Come to a comfortable position with your dog or your cat. If you have a bird, a reptile, or any other "pet," this meditation will still work. Take several deep breaths and give your pet a few pats on the back. Now, take a moment to let your gaze follow the outline of your pet. For example, look at your pet's face, then trace your pet's legs, back, feet, and tail with your eyes. Become aware of the subtle aspects of your pet. Do you see a few gray hairs you hadn't noticed before? Maybe you have become acutely conscious of the way your dog's ribcage moves with each breath. Try to detect at least five nuances that you didn't see before.


Now, narrow your focus even more. Can you see how the light reflects off your puppy's wet nose? Do you see varying shades of pink on the pads of your cat's feet? Continue to deepen your awareness of your pet as you concentrate on the many subtleties you once overlooked.


If you have come this far in the meditation, pat yourself on the back. The most challenging part of any meditation is getting beyond the initial struggle to quiet the mind long enough to reap the benefits. It's easy to quit because our minds, like the terrier, struggle to be still. Having a place to channel your attention is vital in getting beyond that initial challenge, and your pet offers the perfect opportunity to do so.



Snarky...


Many people have adopted a dog or a cat during the covid crisis because pets offer companionship and emotional support.

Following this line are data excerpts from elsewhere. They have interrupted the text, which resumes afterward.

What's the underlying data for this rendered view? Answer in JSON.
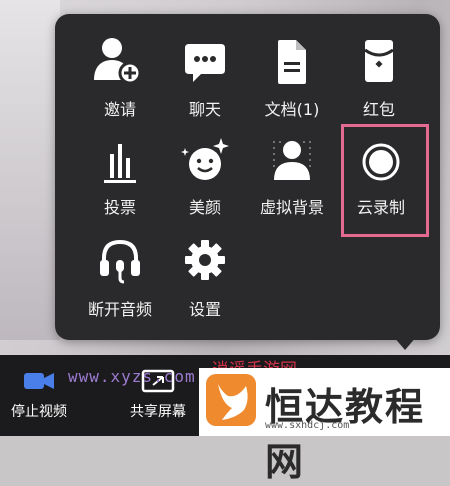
{
  "menu": {
    "items": [
      {
        "label": "邀请",
        "icon": "add-user-icon"
      },
      {
        "label": "聊天",
        "icon": "chat-icon"
      },
      {
        "label": "文档(1)",
        "icon": "document-icon"
      },
      {
        "label": "红包",
        "icon": "red-packet-icon"
      },
      {
        "label": "投票",
        "icon": "vote-icon"
      },
      {
        "label": "美颜",
        "icon": "beauty-icon"
      },
      {
        "label": "虚拟背景",
        "icon": "virtual-background-icon"
      },
      {
        "label": "云录制",
        "icon": "cloud-record-icon"
      },
      {
        "label": "断开音频",
        "icon": "headphones-icon"
      },
      {
        "label": "设置",
        "icon": "gear-icon"
      }
    ],
    "highlight_color": "#e46a92"
  },
  "bottom_bar": {
    "stop_video": "停止视频",
    "share_screen": "共享屏幕"
  },
  "watermarks": {
    "site": "www.xyzs.com",
    "site_name": "逍遥手游网"
  },
  "brand": {
    "name": "恒达教程网",
    "url": "www.sxhdcj.com",
    "accent": "#f08a2e"
  }
}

While you kiss your social calendar goodbye, you can be kissing a furry friend at home all day long. How cool is that? Having a pet has benefits beyond offering company. Pets can help us meditate.

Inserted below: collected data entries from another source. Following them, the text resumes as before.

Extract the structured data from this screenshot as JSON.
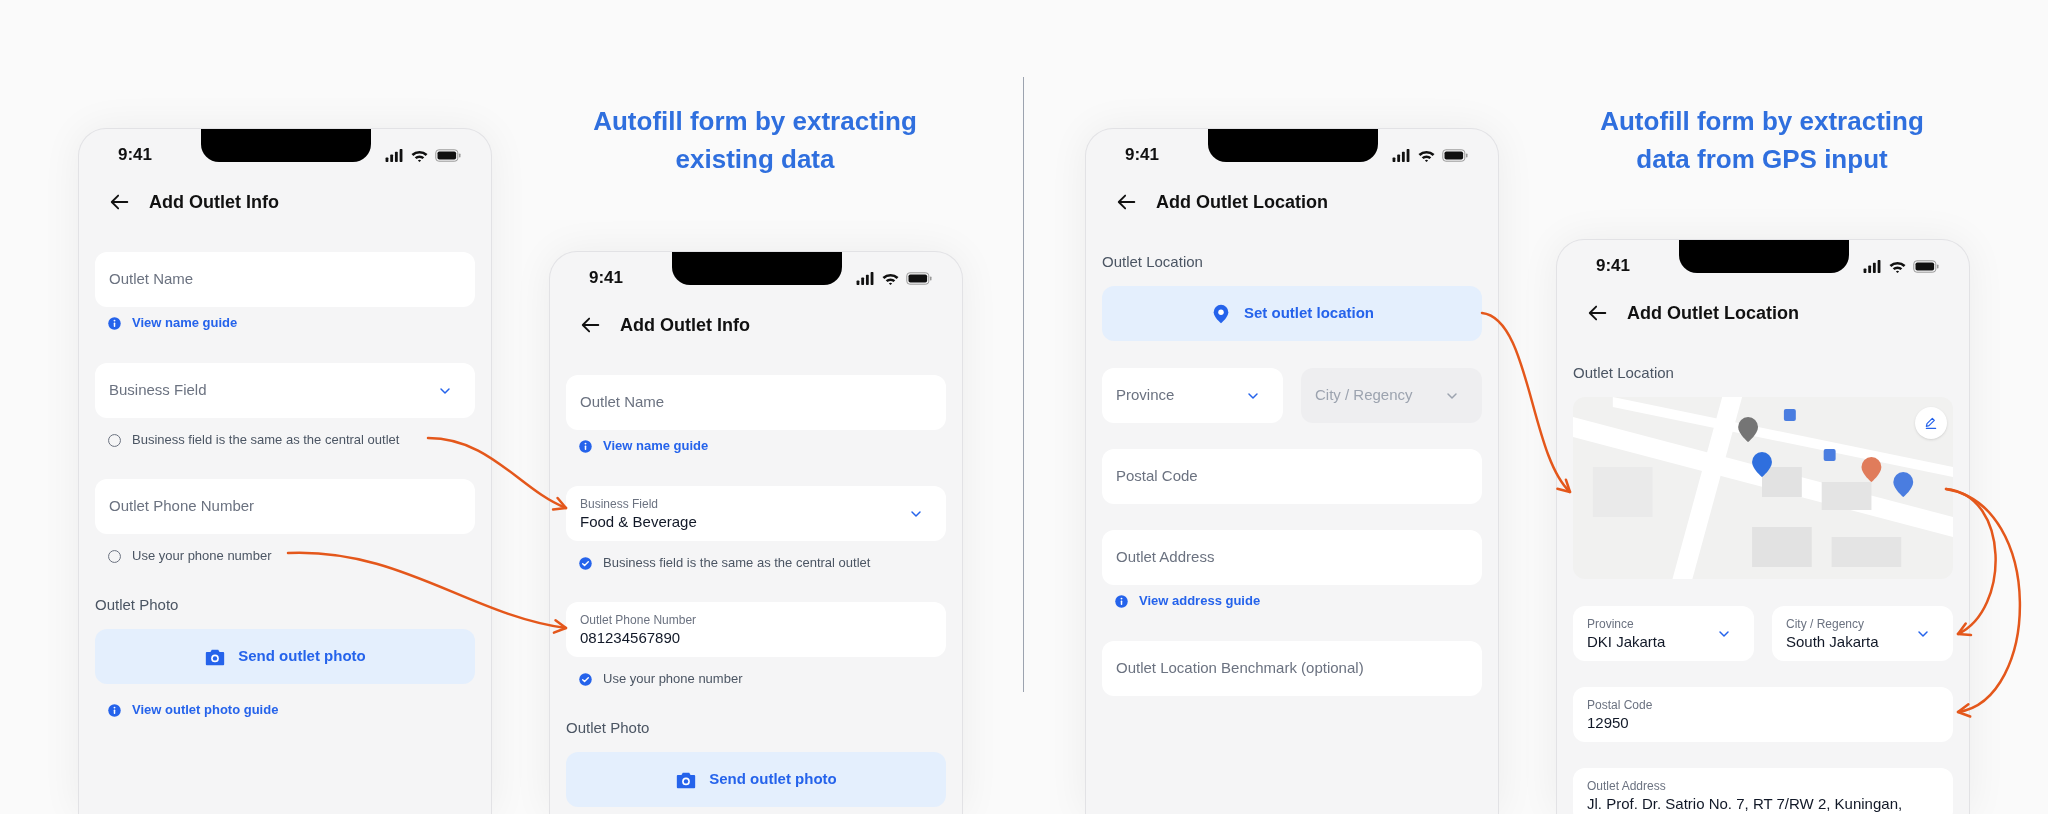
{
  "sections": [
    {
      "heading_lines": [
        "Autofill form by extracting",
        "existing data"
      ],
      "screens": [
        {
          "time": "9:41",
          "title": "Add Outlet Info",
          "items": [
            {
              "kind": "field",
              "label": "Outlet Name"
            },
            {
              "kind": "link",
              "label": "View name guide"
            },
            {
              "kind": "select",
              "label": "Business Field"
            },
            {
              "kind": "option",
              "label": "Business field is the same as the central outlet",
              "checked": false
            },
            {
              "kind": "field",
              "label": "Outlet Phone Number"
            },
            {
              "kind": "option",
              "label": "Use your phone number",
              "checked": false
            },
            {
              "kind": "label",
              "text": "Outlet Photo"
            },
            {
              "kind": "photo_button",
              "label": "Send outlet photo"
            },
            {
              "kind": "link",
              "label": "View outlet photo guide"
            }
          ]
        },
        {
          "time": "9:41",
          "title": "Add Outlet Info",
          "items": [
            {
              "kind": "field",
              "label": "Outlet Name"
            },
            {
              "kind": "link",
              "label": "View name guide"
            },
            {
              "kind": "select",
              "label": "Business Field",
              "value": "Food & Beverage"
            },
            {
              "kind": "option",
              "label": "Business field is the same as the central outlet",
              "checked": true
            },
            {
              "kind": "field",
              "label": "Outlet Phone Number",
              "value": "081234567890"
            },
            {
              "kind": "option",
              "label": "Use your phone number",
              "checked": true
            },
            {
              "kind": "label",
              "text": "Outlet Photo"
            },
            {
              "kind": "photo_button",
              "label": "Send outlet photo"
            }
          ]
        }
      ]
    },
    {
      "heading_lines": [
        "Autofill form by extracting",
        "data from GPS input"
      ],
      "screens": [
        {
          "time": "9:41",
          "title": "Add Outlet Location",
          "items": [
            {
              "kind": "label",
              "text": "Outlet Location"
            },
            {
              "kind": "location_button",
              "label": "Set outlet location"
            },
            {
              "kind": "pair",
              "fields": [
                {
                  "label": "Province",
                  "disabled": false
                },
                {
                  "label": "City / Regency",
                  "disabled": true
                }
              ]
            },
            {
              "kind": "field",
              "label": "Postal Code"
            },
            {
              "kind": "field",
              "label": "Outlet Address"
            },
            {
              "kind": "link",
              "label": "View address guide"
            },
            {
              "kind": "field",
              "label": "Outlet Location Benchmark (optional)"
            }
          ]
        },
        {
          "time": "9:41",
          "title": "Add Outlet Location",
          "items": [
            {
              "kind": "label",
              "text": "Outlet Location"
            },
            {
              "kind": "map"
            },
            {
              "kind": "pair",
              "fields": [
                {
                  "label": "Province",
                  "value": "DKI Jakarta",
                  "disabled": false
                },
                {
                  "label": "City / Regency",
                  "value": "South Jakarta",
                  "disabled": false
                }
              ]
            },
            {
              "kind": "field",
              "label": "Postal Code",
              "value": "12950"
            },
            {
              "kind": "field",
              "label": "Outlet Address",
              "value": "Jl. Prof. Dr. Satrio No. 7, RT 7/RW 2, Kuningan,"
            }
          ]
        }
      ]
    }
  ]
}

If your mind is like an excitable terrier striving to unearth a sneaky chipmunk, this particular meditation is for you. If you have a terrier that cannot sit still, I'm sorry. Your sanity is directly related to the outward behavior of the animal you choose to cohabitate with. Perhaps you should have thought that through.

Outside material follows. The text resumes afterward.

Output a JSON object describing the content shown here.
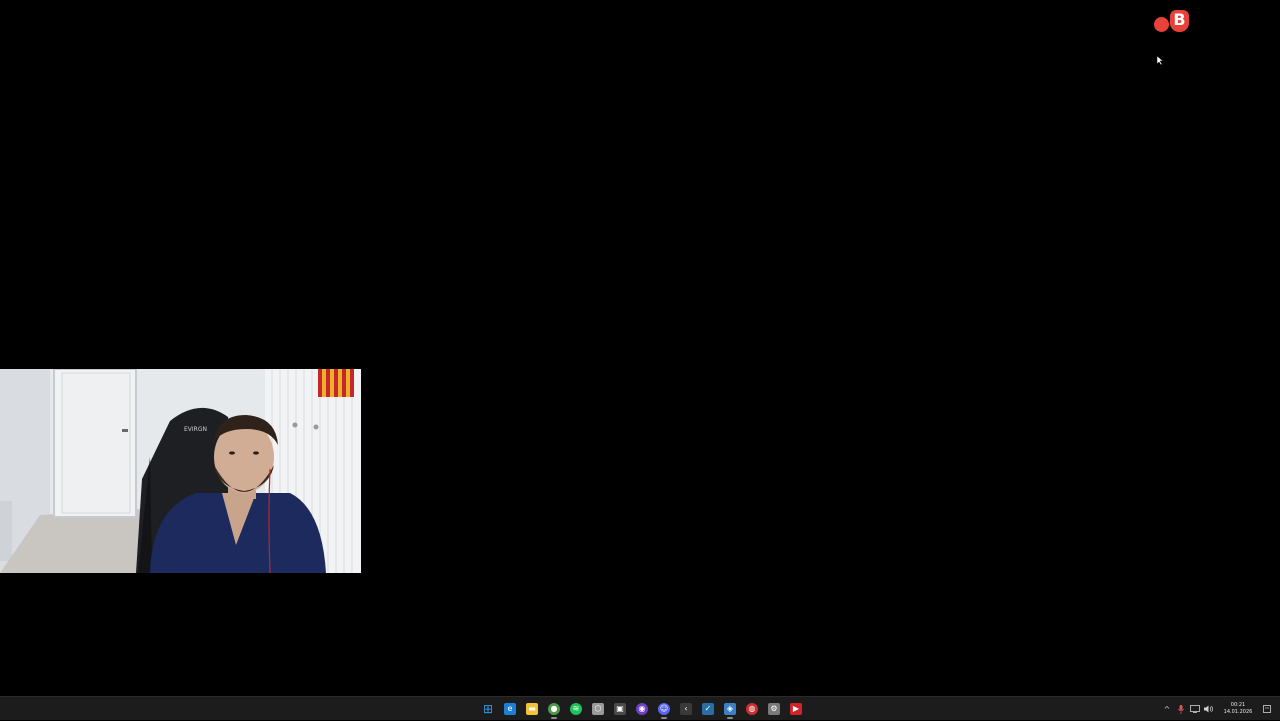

Come to a comfortable position with your dog or your cat. If you have a tarantula, a reptile, or any uncommon "pet," you probably spend a lot of time alone and are not the least bit upset about the quarantine. However, because everyone benefits from meditating, this meditation will still work for you. Take several deep breaths and give your pet a few pats on the back, unless it's a large, black scorpion in a glass tank. If it is, WTF? And ew! Just ew.


Now, take a moment to let your gaze follow the outline of your pet. For example, look at your pet's face, then trace your pet's legs, back, feet, and tail with your eyes. Don't worry. Fido won't think you've suddenly turned into Hannibal Lector. He likely will pay no mind to it because he's secretly tired of hanging around you all day since you've been working from home. Become aware of the subtle aspects of your pet. Do you see a few gray hairs you hadn't noticed before? Great. Make sure you don't look at those hairs on the carpet because the urge to vacuum might overcome your effort to meditate. Try to detect at least five nuances about your pet, not your lack of cleanliness, that you didn't see before.


Next, narrow your focus even more. Can you see how the light reflects off your pet's wet nose? Do you see varying shades of pink on the pads of your cat's feet? Continue to deepen your awareness of your pet as you concentrate on the many subtleties you once overlooked.


If you have come this far in the meditation, don't pat yourself on the back; there likely isn't much else to do right now. However, the most challenging part of any meditation is getting beyond the initial struggle to quiet the mind long enough to reap the benefits. The hardest part of this meditation is admitting that you just spent twenty minutes staring like a creeper at your dog. It's easy to quit because our minds, like the terrier, struggle to be still. It's even easier to stop because, well, you think you should be doing something more productive. All guilt aside, I'm guessing you feel Zen as f*ck now. Having a place to channel your terrier-like mental energy is key. May you, your pet, and your quarantine laziness keep your mind clear even if your friends question your sanity. At least they will do so from six feet away.